AG München – Az.: 482 C 6671/11 WEG – Urteil vom 29.08.2012

I. Der Beschluss der Wohnungseigentümer unter TOP 5 laut Protokoll der ordentlichen Versammlung der Wohnungseigentümer vom 28.07.2011 wird für ungültig erklärt.

Im Übrigen wird die Klage abgewiesen.

II. Die Kläger tragen von den Kosten des Rechtsstreits 6 %, die Beklagten 94 %.

III. Das Urteil ist vorläufig vollstreckbar in Ziffer II.

Die Kläger bzw. die Beklagten haben vor der Vollstreckung jeweils eine Sicherheitsleistung in Höhe von 110 % des jeweils zu vollstreckenden Betrages zu leisten.

Streitwert: Der Streitwert wird auf 80.000,00 € festgesetzt.

Hinsichtlich TOP 5 wurden die im Verfahren 481 C 780/09 mitgeteilten Kosten eines eventuellen Rückbaus und hiervon 50 % zu Grunde gelegt, § 49 a Abs. 1 GKG.

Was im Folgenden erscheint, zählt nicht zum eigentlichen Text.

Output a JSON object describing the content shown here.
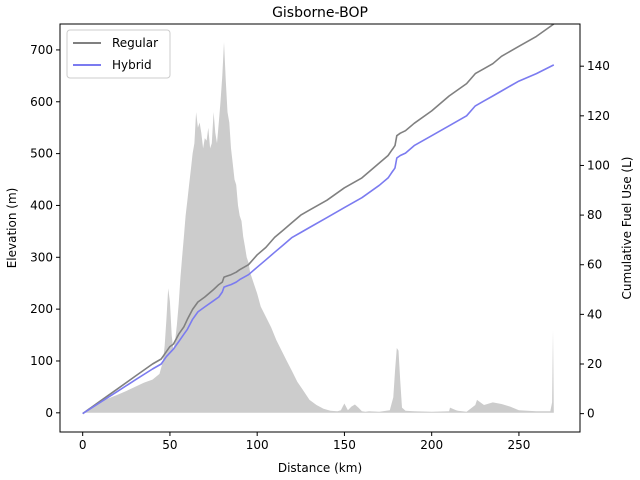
{
  "chart_data": {
    "type": "line",
    "title": "Gisborne-BOP",
    "xlabel": "Distance (km)",
    "ylabel": "Elevation (m)",
    "y2label": "Cumulative Fuel Use (L)",
    "xlim": [
      -13,
      285
    ],
    "ylim": [
      -37,
      750
    ],
    "y2lim": [
      -7.4,
      157
    ],
    "x_ticks": [
      0,
      50,
      100,
      150,
      200,
      250
    ],
    "y_ticks": [
      0,
      100,
      200,
      300,
      400,
      500,
      600,
      700
    ],
    "y2_ticks": [
      0,
      20,
      40,
      60,
      80,
      100,
      120,
      140
    ],
    "legend_position": "top-left",
    "colors": {
      "regular": "#808080",
      "hybrid": "#7b7bf0",
      "elevation_fill": "#cccccc"
    },
    "elevation_profile": {
      "x": [
        0,
        3,
        6,
        10,
        15,
        20,
        25,
        30,
        35,
        40,
        44,
        46,
        47,
        48,
        49,
        50,
        51,
        52,
        53,
        54,
        55,
        56,
        57,
        58,
        59,
        60,
        61,
        62,
        63,
        64,
        65,
        66,
        67,
        68,
        69,
        70,
        71,
        72,
        73,
        74,
        75,
        76,
        77,
        78,
        79,
        80,
        81,
        82,
        83,
        84,
        85,
        86,
        87,
        88,
        89,
        90,
        91,
        92,
        93,
        94,
        95,
        96,
        98,
        100,
        102,
        105,
        108,
        111,
        114,
        117,
        120,
        123,
        126,
        130,
        134,
        138,
        142,
        146,
        148,
        149,
        150,
        152,
        154,
        156,
        158,
        160,
        162,
        164,
        170,
        176,
        178,
        179,
        180,
        181,
        182,
        183,
        185,
        190,
        200,
        210,
        210.5,
        214,
        215,
        220,
        225,
        226,
        230,
        235,
        240,
        245,
        250,
        260,
        268,
        269,
        269.5,
        270
      ],
      "y": [
        0,
        8,
        14,
        22,
        28,
        35,
        42,
        50,
        58,
        64,
        75,
        100,
        130,
        180,
        240,
        215,
        150,
        120,
        140,
        170,
        210,
        260,
        300,
        340,
        380,
        410,
        440,
        470,
        500,
        520,
        580,
        550,
        560,
        540,
        510,
        530,
        525,
        550,
        510,
        520,
        580,
        540,
        520,
        560,
        600,
        650,
        715,
        640,
        580,
        560,
        510,
        480,
        450,
        440,
        400,
        380,
        370,
        340,
        320,
        300,
        290,
        270,
        250,
        230,
        205,
        185,
        165,
        140,
        120,
        100,
        80,
        60,
        45,
        25,
        15,
        8,
        4,
        3,
        5,
        12,
        18,
        5,
        12,
        16,
        10,
        3,
        2,
        3,
        2,
        5,
        30,
        80,
        125,
        120,
        60,
        10,
        4,
        3,
        2,
        3,
        10,
        5,
        4,
        2,
        15,
        25,
        15,
        20,
        17,
        12,
        5,
        3,
        3,
        20,
        160,
        3
      ]
    },
    "series": [
      {
        "name": "Regular",
        "x": [
          0,
          10,
          20,
          30,
          40,
          45,
          48,
          50,
          52,
          55,
          58,
          60,
          63,
          66,
          70,
          75,
          78,
          80,
          81,
          83,
          85,
          88,
          90,
          95,
          100,
          105,
          110,
          115,
          120,
          125,
          130,
          140,
          150,
          160,
          170,
          175,
          177,
          178,
          179,
          180,
          182,
          185,
          190,
          200,
          210,
          220,
          225,
          230,
          235,
          240,
          245,
          250,
          260,
          270
        ],
        "y": [
          0,
          5,
          10,
          15,
          20,
          22,
          25,
          27,
          28,
          32,
          35,
          38,
          42,
          45,
          47,
          50,
          52,
          53,
          55,
          55.5,
          56,
          57,
          58,
          60,
          64,
          67,
          71,
          74,
          77,
          80,
          82,
          86,
          91,
          95,
          101,
          104,
          106,
          107,
          108,
          112,
          113,
          114,
          117,
          122,
          128,
          133,
          137,
          139,
          141,
          144,
          146,
          148,
          152,
          157
        ]
      },
      {
        "name": "Hybrid",
        "x": [
          0,
          10,
          20,
          30,
          40,
          45,
          48,
          50,
          52,
          55,
          58,
          60,
          63,
          66,
          70,
          75,
          78,
          80,
          81,
          83,
          85,
          88,
          90,
          95,
          100,
          105,
          110,
          115,
          120,
          125,
          130,
          140,
          150,
          160,
          170,
          175,
          177,
          178,
          179,
          180,
          182,
          185,
          190,
          200,
          210,
          220,
          225,
          230,
          235,
          240,
          245,
          250,
          260,
          270
        ],
        "y": [
          0,
          4.5,
          9,
          13.5,
          18,
          20,
          23,
          24.5,
          26,
          29,
          32,
          34,
          38,
          41,
          43,
          45.5,
          47,
          49,
          51,
          51.5,
          52,
          53,
          54,
          56,
          59,
          62,
          65,
          68,
          71,
          73,
          75,
          79,
          83,
          87,
          92,
          95,
          97,
          98,
          99,
          103,
          104,
          105,
          108,
          112,
          116,
          120,
          124,
          126,
          128,
          130,
          132,
          134,
          137,
          140.5
        ]
      }
    ]
  }
}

Hinsichtlich TOP 6 hält das Gericht einen Regelstreitwert im oberen Bereich von 5.000,00 € für angemessen, aber auch ausreichend.

Tatbestand

Der Kläger und die Beklagten bilden zusammen die oben näher bezeichnete Wohnungseigentümergemeinschaft, die von der … verwaltet wird.

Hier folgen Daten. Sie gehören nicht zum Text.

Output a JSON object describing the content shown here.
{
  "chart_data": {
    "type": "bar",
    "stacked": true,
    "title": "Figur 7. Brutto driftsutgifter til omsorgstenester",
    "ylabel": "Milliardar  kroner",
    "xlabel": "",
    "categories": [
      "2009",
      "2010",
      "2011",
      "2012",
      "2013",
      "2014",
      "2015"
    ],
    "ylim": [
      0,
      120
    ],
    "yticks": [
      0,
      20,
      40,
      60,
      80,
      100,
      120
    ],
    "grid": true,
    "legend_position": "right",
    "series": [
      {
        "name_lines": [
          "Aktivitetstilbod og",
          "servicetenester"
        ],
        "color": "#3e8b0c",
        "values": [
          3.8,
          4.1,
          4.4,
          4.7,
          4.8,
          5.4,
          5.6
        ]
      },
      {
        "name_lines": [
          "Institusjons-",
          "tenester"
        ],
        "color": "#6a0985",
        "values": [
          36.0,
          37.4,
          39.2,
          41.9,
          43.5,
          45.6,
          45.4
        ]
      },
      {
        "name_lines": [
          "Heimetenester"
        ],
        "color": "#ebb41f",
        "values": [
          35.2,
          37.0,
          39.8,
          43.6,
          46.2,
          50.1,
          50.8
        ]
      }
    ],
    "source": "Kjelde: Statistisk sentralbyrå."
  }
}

In der Eigentümerversammlung vom 28.02.2011 fasste die Gemeinschaft eine Reihe von Beschlüssen, von denen die Kläger die zu TOP 5 und 6 ergangenen Beschlüsse angefochten haben. Dabei hat TOP 5 die Genehmigung des Ausbaus der Speicherräume über der Wohnung Nr. … in München, insbesondere im Hinblick auf den Einbau der beiden auf der Nordseite eingebauten Dachflächenfenster sowie die Erweiterung des Treppenlochs von der Wohnung Nr. 14 zu den darüberliegenden Speicherräumen des Eigentümers … zum Inhalt.

TOP 6 regelt, dass die Kostenverteilerschlüssel wegen baulicher Veränderungen nicht geändert werden.

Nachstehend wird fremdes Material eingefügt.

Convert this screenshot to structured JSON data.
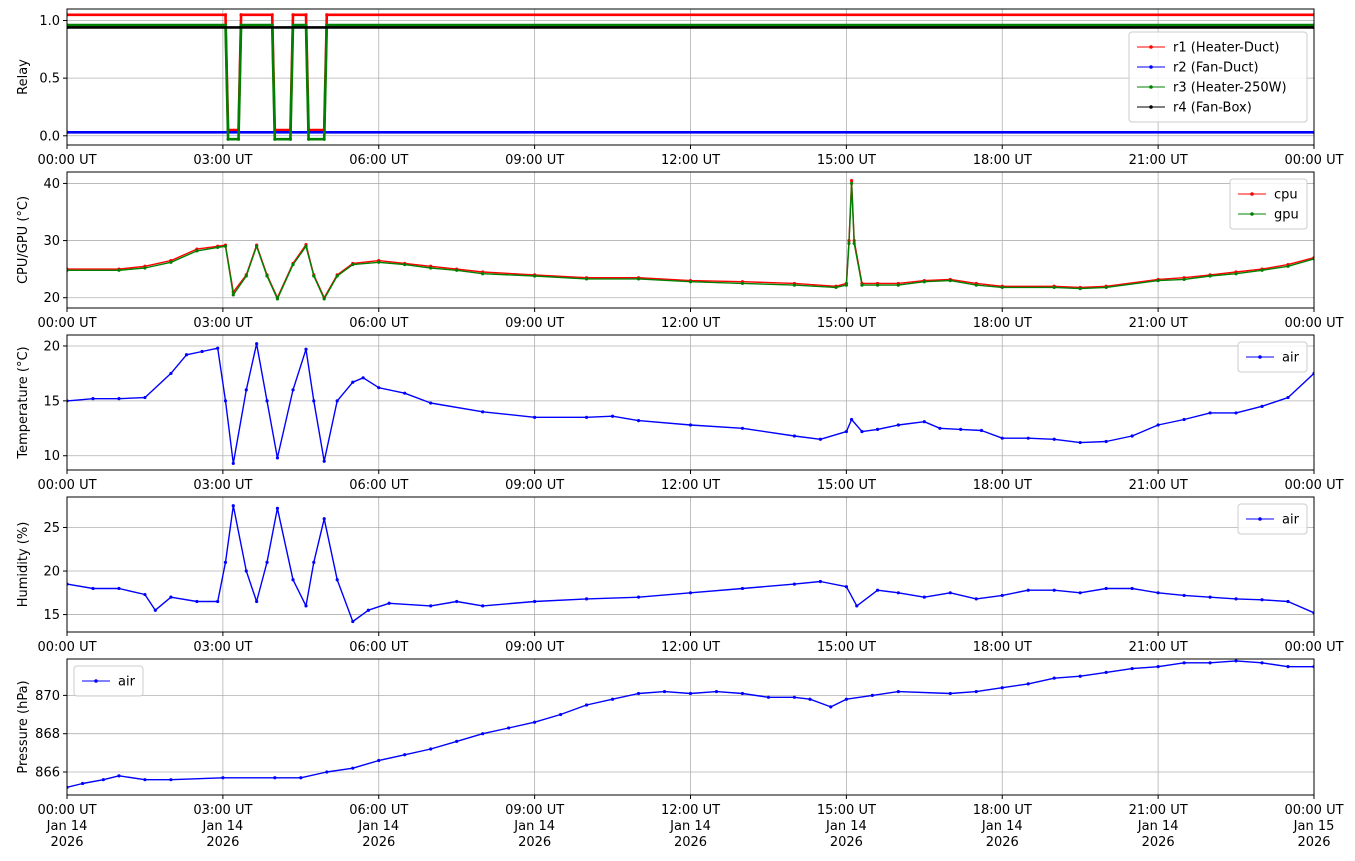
{
  "chart_data": [
    {
      "type": "line",
      "ylabel": "Relay",
      "ylim": [
        -0.08,
        1.1
      ],
      "yticks": [
        0.0,
        0.5,
        1.0
      ],
      "ytick_labels": [
        "0.0",
        "0.5",
        "1.0"
      ],
      "grid": true,
      "legend_position": "center-right",
      "series": [
        {
          "name": "r1 (Heater-Duct)",
          "color": "#ff0000",
          "x": [
            0,
            3.05,
            3.1,
            3.3,
            3.35,
            3.95,
            4.0,
            4.3,
            4.35,
            4.6,
            4.65,
            4.95,
            5.0,
            24
          ],
          "y": [
            1.05,
            1.05,
            0.05,
            0.05,
            1.05,
            1.05,
            0.05,
            0.05,
            1.05,
            1.05,
            0.05,
            0.05,
            1.05,
            1.05
          ]
        },
        {
          "name": "r2 (Fan-Duct)",
          "color": "#0000ff",
          "x": [
            0,
            24
          ],
          "y": [
            0.03,
            0.03
          ]
        },
        {
          "name": "r3 (Heater-250W)",
          "color": "#008000",
          "x": [
            0,
            3.05,
            3.1,
            3.3,
            3.35,
            3.95,
            4.0,
            4.3,
            4.35,
            4.6,
            4.65,
            4.95,
            5.0,
            24
          ],
          "y": [
            0.96,
            0.96,
            -0.03,
            -0.03,
            0.96,
            0.96,
            -0.03,
            -0.03,
            0.96,
            0.96,
            -0.03,
            -0.03,
            0.96,
            0.96
          ]
        },
        {
          "name": "r4 (Fan-Box)",
          "color": "#000000",
          "x": [
            0,
            24
          ],
          "y": [
            0.94,
            0.94
          ]
        }
      ]
    },
    {
      "type": "line",
      "ylabel": "CPU/GPU (°C)",
      "ylim": [
        18.2,
        42
      ],
      "yticks": [
        20,
        30,
        40
      ],
      "ytick_labels": [
        "20",
        "30",
        "40"
      ],
      "grid": true,
      "legend_position": "top-right",
      "series": [
        {
          "name": "cpu",
          "color": "#ff0000",
          "x": [
            0,
            1.0,
            1.5,
            2.0,
            2.5,
            2.9,
            3.05,
            3.2,
            3.45,
            3.65,
            3.85,
            4.05,
            4.35,
            4.6,
            4.75,
            4.95,
            5.2,
            5.5,
            6.0,
            6.5,
            7.0,
            7.5,
            8.0,
            9.0,
            10.0,
            11.0,
            12.0,
            13.0,
            14.0,
            14.8,
            15.0,
            15.05,
            15.1,
            15.15,
            15.3,
            15.6,
            16.0,
            16.5,
            17.0,
            17.5,
            18.0,
            19.0,
            19.5,
            20.0,
            21.0,
            21.5,
            22.0,
            22.5,
            23.0,
            23.5,
            24.0
          ],
          "y": [
            25,
            25,
            25.5,
            26.5,
            28.5,
            29,
            29.2,
            21,
            24,
            29.2,
            24,
            20,
            26,
            29.3,
            24,
            20,
            24,
            26,
            26.5,
            26,
            25.5,
            25,
            24.5,
            24,
            23.5,
            23.5,
            23,
            22.8,
            22.5,
            22,
            22.5,
            30,
            40.5,
            30,
            22.5,
            22.5,
            22.5,
            23,
            23.2,
            22.5,
            22,
            22,
            21.8,
            22,
            23.2,
            23.5,
            24,
            24.5,
            25,
            25.8,
            27
          ]
        },
        {
          "name": "gpu",
          "color": "#008000",
          "x": [
            0,
            1.0,
            1.5,
            2.0,
            2.5,
            2.9,
            3.05,
            3.2,
            3.45,
            3.65,
            3.85,
            4.05,
            4.35,
            4.6,
            4.75,
            4.95,
            5.2,
            5.5,
            6.0,
            6.5,
            7.0,
            7.5,
            8.0,
            9.0,
            10.0,
            11.0,
            12.0,
            13.0,
            14.0,
            14.8,
            15.0,
            15.05,
            15.1,
            15.15,
            15.3,
            15.6,
            16.0,
            16.5,
            17.0,
            17.5,
            18.0,
            19.0,
            19.5,
            20.0,
            21.0,
            21.5,
            22.0,
            22.5,
            23.0,
            23.5,
            24.0
          ],
          "y": [
            24.8,
            24.8,
            25.2,
            26.2,
            28.2,
            28.8,
            29,
            20.5,
            23.8,
            29,
            23.8,
            19.8,
            25.8,
            29,
            23.8,
            19.8,
            23.8,
            25.8,
            26.2,
            25.8,
            25.2,
            24.8,
            24.2,
            23.8,
            23.3,
            23.3,
            22.8,
            22.5,
            22.2,
            21.8,
            22.2,
            29.5,
            40,
            29.5,
            22.2,
            22.2,
            22.2,
            22.8,
            23,
            22.2,
            21.8,
            21.8,
            21.6,
            21.8,
            23,
            23.2,
            23.8,
            24.2,
            24.8,
            25.5,
            26.8
          ]
        }
      ]
    },
    {
      "type": "line",
      "ylabel": "Temperature (°C)",
      "ylim": [
        8.7,
        21
      ],
      "yticks": [
        10,
        15,
        20
      ],
      "ytick_labels": [
        "10",
        "15",
        "20"
      ],
      "grid": true,
      "legend_position": "top-right",
      "series": [
        {
          "name": "air",
          "color": "#0000ff",
          "x": [
            0,
            0.5,
            1.0,
            1.5,
            2.0,
            2.3,
            2.6,
            2.9,
            3.05,
            3.2,
            3.45,
            3.65,
            3.85,
            4.05,
            4.35,
            4.6,
            4.75,
            4.95,
            5.2,
            5.5,
            5.7,
            6.0,
            6.5,
            7.0,
            8.0,
            9.0,
            10.0,
            10.5,
            11.0,
            12.0,
            13.0,
            14.0,
            14.5,
            15.0,
            15.1,
            15.3,
            15.6,
            16.0,
            16.5,
            16.8,
            17.2,
            17.6,
            18.0,
            18.5,
            19.0,
            19.5,
            20.0,
            20.5,
            21.0,
            21.5,
            22.0,
            22.5,
            23.0,
            23.5,
            24.0
          ],
          "y": [
            15,
            15.2,
            15.2,
            15.3,
            17.5,
            19.2,
            19.5,
            19.8,
            15,
            9.3,
            16,
            20.2,
            15,
            9.8,
            16,
            19.7,
            15,
            9.5,
            15,
            16.7,
            17.1,
            16.2,
            15.7,
            14.8,
            14,
            13.5,
            13.5,
            13.6,
            13.2,
            12.8,
            12.5,
            11.8,
            11.5,
            12.2,
            13.3,
            12.2,
            12.4,
            12.8,
            13.1,
            12.5,
            12.4,
            12.3,
            11.6,
            11.6,
            11.5,
            11.2,
            11.3,
            11.8,
            12.8,
            13.3,
            13.9,
            13.9,
            14.5,
            15.3,
            17.5
          ]
        }
      ]
    },
    {
      "type": "line",
      "ylabel": "Humidity (%)",
      "ylim": [
        13,
        28.5
      ],
      "yticks": [
        15,
        20,
        25
      ],
      "ytick_labels": [
        "15",
        "20",
        "25"
      ],
      "grid": true,
      "legend_position": "top-right",
      "series": [
        {
          "name": "air",
          "color": "#0000ff",
          "x": [
            0,
            0.5,
            1.0,
            1.5,
            1.7,
            2.0,
            2.5,
            2.9,
            3.05,
            3.2,
            3.45,
            3.65,
            3.85,
            4.05,
            4.35,
            4.6,
            4.75,
            4.95,
            5.2,
            5.5,
            5.8,
            6.2,
            7.0,
            7.5,
            8.0,
            9.0,
            10.0,
            11.0,
            12.0,
            13.0,
            14.0,
            14.5,
            15.0,
            15.2,
            15.6,
            16.0,
            16.5,
            17.0,
            17.5,
            18.0,
            18.5,
            19.0,
            19.5,
            20.0,
            20.5,
            21.0,
            21.5,
            22.0,
            22.5,
            23.0,
            23.5,
            24.0
          ],
          "y": [
            18.5,
            18,
            18,
            17.3,
            15.5,
            17,
            16.5,
            16.5,
            21,
            27.5,
            20,
            16.5,
            21,
            27.2,
            19,
            16,
            21,
            26,
            19,
            14.2,
            15.5,
            16.3,
            16,
            16.5,
            16,
            16.5,
            16.8,
            17,
            17.5,
            18,
            18.5,
            18.8,
            18.2,
            16,
            17.8,
            17.5,
            17,
            17.5,
            16.8,
            17.2,
            17.8,
            17.8,
            17.5,
            18,
            18,
            17.5,
            17.2,
            17,
            16.8,
            16.7,
            16.5,
            15.2
          ]
        }
      ]
    },
    {
      "type": "line",
      "ylabel": "Pressure (hPa)",
      "ylim": [
        864.8,
        871.9
      ],
      "yticks": [
        866,
        868,
        870
      ],
      "ytick_labels": [
        "866",
        "868",
        "870"
      ],
      "grid": true,
      "legend_position": "top-left",
      "xtick_labels": [
        "00:00 UT\nJan 14\n2026",
        "03:00 UT\nJan 14\n2026",
        "06:00 UT\nJan 14\n2026",
        "09:00 UT\nJan 14\n2026",
        "12:00 UT\nJan 14\n2026",
        "15:00 UT\nJan 14\n2026",
        "18:00 UT\nJan 14\n2026",
        "21:00 UT\nJan 14\n2026",
        "00:00 UT\nJan 15\n2026"
      ],
      "series": [
        {
          "name": "air",
          "color": "#0000ff",
          "x": [
            0,
            0.3,
            0.7,
            1.0,
            1.5,
            2.0,
            3.0,
            4.0,
            4.5,
            5.0,
            5.5,
            6.0,
            6.5,
            7.0,
            7.5,
            8.0,
            8.5,
            9.0,
            9.5,
            10.0,
            10.5,
            11.0,
            11.5,
            12.0,
            12.5,
            13.0,
            13.5,
            14.0,
            14.3,
            14.7,
            15.0,
            15.5,
            16.0,
            17.0,
            17.5,
            18.0,
            18.5,
            19.0,
            19.5,
            20.0,
            20.5,
            21.0,
            21.5,
            22.0,
            22.5,
            23.0,
            23.5,
            24.0
          ],
          "y": [
            865.2,
            865.4,
            865.6,
            865.8,
            865.6,
            865.6,
            865.7,
            865.7,
            865.7,
            866,
            866.2,
            866.6,
            866.9,
            867.2,
            867.6,
            868,
            868.3,
            868.6,
            869,
            869.5,
            869.8,
            870.1,
            870.2,
            870.1,
            870.2,
            870.1,
            869.9,
            869.9,
            869.8,
            869.4,
            869.8,
            870,
            870.2,
            870.1,
            870.2,
            870.4,
            870.6,
            870.9,
            871,
            871.2,
            871.4,
            871.5,
            871.7,
            871.7,
            871.8,
            871.7,
            871.5,
            871.5
          ]
        }
      ]
    }
  ],
  "xaxis": {
    "xlim": [
      0,
      24
    ],
    "ticks": [
      0,
      3,
      6,
      9,
      12,
      15,
      18,
      21,
      24
    ],
    "tick_labels": [
      "00:00 UT",
      "03:00 UT",
      "06:00 UT",
      "09:00 UT",
      "12:00 UT",
      "15:00 UT",
      "18:00 UT",
      "21:00 UT",
      "00:00 UT"
    ]
  }
}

Die Kläger tragen hierzu im Wesentlichen vor, dass der Beklagte … mit rechtskräftigem Urteil des Landgerichts München I Az.: 1 S 4387/10 verurteilt wurde, die beiden auf der Nordseite des Anwesens … München im Dach über der Wohnung Nr. 14 angebrachten Dachflächenfenster zu beseitigen und die Dachhaut in den ursprünglichen Zustand zu versetzen. Desweiteren sei der Beklagte … mit noch nicht rechtskräftigem Urteil des Amtsgerichts München vom 30.07.2010 (481 C 780/09) verurteilt worden, den Ausbau der Speicherräume der Wohnung Nr. 14 zu beseitigen und den Speicherraum in den ursprünglichen Zustand zurückzuversetzen, wie es sich aus der anliegenden Skizze ergebe. Das Verfahren sei derzeit beim Landgericht München I in der Berufungsinstanz anhängig.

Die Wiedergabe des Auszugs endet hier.